Lawmakers reportedly have been working toward an agreement on a stopgap that would expire Dec. 9, but also have been discussing supplemental funding to address Zika and other items that could be included with the CR. Among other issues, congressional leaders still are deliberating language in the House-passed Zika conference report that would make family planning clinics in Puerto Rico ineligible for Zika funding [see Washington Highlights, June 24]. Funding to address the opioid epidemic and emergency flood recovery aid for Louisiana could also be attached to the stopgap.
As negotiations persisted, Senate Majority Leader Mitch McConnell (R-Ky.) postponed until Sept. 19 a procedural vote on the expected vehicle for the CR, the House-passed Legislative Branch appropriations bill (H.R. 5325). If the vote is not delayed further, senators would vote on the CR later that week, before sending it to the House for approval.
Meanwhile, the House Freedom Caucus continues to urge House leadership to consider a CR through March, which Senate Minority Leader Harry Reid (D-Nev.) has told the press and the president that Senate Democrats would reject.
Though the Senate has taken the lead on drafting a stopgap that would buy lawmakers time to complete appropriations after the November elections, Speaker of the House Paul Ryan (R-Wis.) reportedly has been floating a potential strategy for the FY 2017 endgame once that CR expires. According to press reports, Speaker Ryan has proposed completing FY 2017 spending bills through a series of “minibuses” – which combine two or three appropriations bills together – rather than a single omnibus package of all 12 spending bills.
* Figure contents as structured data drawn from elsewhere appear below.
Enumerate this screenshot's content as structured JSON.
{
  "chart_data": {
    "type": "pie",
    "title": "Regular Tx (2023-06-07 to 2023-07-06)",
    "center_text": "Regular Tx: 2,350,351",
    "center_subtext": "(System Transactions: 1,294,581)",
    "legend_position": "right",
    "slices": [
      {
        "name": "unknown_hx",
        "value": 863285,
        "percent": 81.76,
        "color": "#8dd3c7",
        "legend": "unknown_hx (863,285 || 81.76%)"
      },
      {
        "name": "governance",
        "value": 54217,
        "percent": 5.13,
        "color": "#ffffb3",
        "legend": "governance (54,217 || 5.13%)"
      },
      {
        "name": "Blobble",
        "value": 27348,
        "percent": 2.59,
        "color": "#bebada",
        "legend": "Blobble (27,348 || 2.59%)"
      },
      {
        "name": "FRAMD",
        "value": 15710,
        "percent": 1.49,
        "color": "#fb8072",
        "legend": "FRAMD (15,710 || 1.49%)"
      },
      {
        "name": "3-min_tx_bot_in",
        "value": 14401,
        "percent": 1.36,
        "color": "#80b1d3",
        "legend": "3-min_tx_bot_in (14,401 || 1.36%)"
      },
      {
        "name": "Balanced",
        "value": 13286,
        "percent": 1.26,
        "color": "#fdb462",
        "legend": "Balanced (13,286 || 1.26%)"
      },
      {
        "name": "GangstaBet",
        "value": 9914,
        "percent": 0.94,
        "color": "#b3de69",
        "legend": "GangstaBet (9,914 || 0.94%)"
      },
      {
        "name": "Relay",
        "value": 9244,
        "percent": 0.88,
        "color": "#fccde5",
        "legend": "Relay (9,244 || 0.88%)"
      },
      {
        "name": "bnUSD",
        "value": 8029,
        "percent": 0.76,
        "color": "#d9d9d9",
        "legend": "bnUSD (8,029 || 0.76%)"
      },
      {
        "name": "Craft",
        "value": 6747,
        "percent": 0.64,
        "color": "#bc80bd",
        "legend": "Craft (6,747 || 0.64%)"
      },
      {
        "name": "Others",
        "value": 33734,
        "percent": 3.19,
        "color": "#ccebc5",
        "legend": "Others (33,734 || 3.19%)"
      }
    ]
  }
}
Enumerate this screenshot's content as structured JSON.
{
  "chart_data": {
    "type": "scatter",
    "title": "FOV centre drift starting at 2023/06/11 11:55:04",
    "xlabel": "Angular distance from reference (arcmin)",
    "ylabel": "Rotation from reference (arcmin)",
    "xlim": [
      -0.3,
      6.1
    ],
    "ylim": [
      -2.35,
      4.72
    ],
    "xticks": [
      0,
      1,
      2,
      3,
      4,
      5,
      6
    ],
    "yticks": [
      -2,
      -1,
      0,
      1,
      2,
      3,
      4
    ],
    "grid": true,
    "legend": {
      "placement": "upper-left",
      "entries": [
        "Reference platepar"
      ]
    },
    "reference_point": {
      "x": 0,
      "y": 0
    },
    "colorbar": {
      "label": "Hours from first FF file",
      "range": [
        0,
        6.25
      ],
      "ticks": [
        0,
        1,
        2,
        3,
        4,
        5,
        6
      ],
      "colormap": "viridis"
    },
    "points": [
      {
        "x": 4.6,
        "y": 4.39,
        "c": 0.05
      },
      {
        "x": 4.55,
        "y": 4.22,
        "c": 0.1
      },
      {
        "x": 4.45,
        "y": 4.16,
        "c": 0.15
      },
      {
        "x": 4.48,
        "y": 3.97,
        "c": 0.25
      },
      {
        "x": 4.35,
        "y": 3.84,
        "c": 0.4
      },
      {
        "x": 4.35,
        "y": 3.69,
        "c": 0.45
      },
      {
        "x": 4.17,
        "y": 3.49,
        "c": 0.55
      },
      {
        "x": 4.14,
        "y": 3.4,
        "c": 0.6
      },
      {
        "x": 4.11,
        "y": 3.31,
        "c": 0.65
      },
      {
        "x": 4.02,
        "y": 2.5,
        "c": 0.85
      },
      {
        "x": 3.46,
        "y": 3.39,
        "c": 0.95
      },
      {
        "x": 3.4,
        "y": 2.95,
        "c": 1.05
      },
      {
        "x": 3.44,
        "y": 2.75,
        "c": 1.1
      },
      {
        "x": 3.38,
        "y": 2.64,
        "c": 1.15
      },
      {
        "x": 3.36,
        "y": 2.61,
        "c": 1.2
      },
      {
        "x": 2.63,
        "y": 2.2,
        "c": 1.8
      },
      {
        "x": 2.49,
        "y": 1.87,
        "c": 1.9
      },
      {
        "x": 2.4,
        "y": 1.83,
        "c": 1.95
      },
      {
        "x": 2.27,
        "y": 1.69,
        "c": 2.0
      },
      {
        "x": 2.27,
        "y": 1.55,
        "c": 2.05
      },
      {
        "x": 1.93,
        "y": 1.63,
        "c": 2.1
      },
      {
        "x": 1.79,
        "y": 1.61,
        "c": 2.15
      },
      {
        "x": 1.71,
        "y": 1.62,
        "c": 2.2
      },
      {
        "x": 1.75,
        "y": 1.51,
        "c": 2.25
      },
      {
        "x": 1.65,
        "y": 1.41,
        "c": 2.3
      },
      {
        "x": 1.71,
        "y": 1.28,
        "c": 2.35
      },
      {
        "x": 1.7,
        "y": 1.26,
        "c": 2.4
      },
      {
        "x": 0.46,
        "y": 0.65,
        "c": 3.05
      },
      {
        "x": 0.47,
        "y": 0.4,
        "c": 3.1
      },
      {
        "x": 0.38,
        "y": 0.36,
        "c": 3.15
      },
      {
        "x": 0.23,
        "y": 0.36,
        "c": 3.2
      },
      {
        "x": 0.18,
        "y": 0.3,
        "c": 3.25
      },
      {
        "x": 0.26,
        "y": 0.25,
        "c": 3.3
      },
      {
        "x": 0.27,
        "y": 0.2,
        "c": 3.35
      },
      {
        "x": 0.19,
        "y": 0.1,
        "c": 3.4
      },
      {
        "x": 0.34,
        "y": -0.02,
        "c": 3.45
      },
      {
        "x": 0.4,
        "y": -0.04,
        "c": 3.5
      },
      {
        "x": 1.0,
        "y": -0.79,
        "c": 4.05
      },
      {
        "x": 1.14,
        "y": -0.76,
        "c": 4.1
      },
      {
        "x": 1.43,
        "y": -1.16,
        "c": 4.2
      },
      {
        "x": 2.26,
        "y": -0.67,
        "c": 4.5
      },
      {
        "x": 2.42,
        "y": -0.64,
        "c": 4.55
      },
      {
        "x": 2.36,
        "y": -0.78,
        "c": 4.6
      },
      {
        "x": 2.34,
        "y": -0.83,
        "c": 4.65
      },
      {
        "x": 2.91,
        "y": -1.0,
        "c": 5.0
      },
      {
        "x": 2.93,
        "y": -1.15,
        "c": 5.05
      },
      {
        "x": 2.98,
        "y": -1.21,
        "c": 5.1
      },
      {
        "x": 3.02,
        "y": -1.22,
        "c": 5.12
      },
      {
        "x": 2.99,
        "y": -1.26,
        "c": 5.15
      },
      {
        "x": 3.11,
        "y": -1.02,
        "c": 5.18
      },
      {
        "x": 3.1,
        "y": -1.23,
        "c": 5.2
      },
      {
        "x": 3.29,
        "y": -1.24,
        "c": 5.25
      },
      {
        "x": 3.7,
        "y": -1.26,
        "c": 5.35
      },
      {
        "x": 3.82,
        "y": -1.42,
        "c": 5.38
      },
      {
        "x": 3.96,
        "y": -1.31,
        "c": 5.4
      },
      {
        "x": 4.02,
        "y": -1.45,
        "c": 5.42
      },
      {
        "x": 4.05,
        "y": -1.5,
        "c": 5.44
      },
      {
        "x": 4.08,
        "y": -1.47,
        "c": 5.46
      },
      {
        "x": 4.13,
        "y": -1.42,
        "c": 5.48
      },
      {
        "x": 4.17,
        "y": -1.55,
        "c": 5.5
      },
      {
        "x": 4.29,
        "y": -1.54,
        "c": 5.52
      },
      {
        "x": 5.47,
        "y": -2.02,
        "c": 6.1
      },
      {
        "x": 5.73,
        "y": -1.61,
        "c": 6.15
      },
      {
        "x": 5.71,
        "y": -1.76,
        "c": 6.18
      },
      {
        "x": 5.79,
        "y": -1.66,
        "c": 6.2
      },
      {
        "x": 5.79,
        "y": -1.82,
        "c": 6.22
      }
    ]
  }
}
In response to those reports, House Minority Whip Steny Hoyer (D-Md.) told reporters that Democrats would prefer finalizing appropriations through an omnibus, to ensure all 12 spending bills are completed. Under a minibus strategy, Congress could choose to extend FY 2016 levels again throughout the remainder of FY 2017 for controversial bills such as the Labor-HHS-Education spending bill, which funds the National Institutes of Health (NIH), deferring any new funding decisions until the following fiscal year.
The Ad Hoc Group for Medical Research, which the AAMC convenes, sent a Sept. 7 letter with more than 200 patient groups, medical and scientific societies, academic institutions, and research institutions urging House and Senate appropriations leaders to finalize FY 2017 spending bills, including funding for NIH, by the end of the calendar year. The letter notes, “Aside from the budget implications, a long-term CR would create inefficiencies and add uncertainty to a system that is already under stress” [see Washington Highlights, Sept. 9].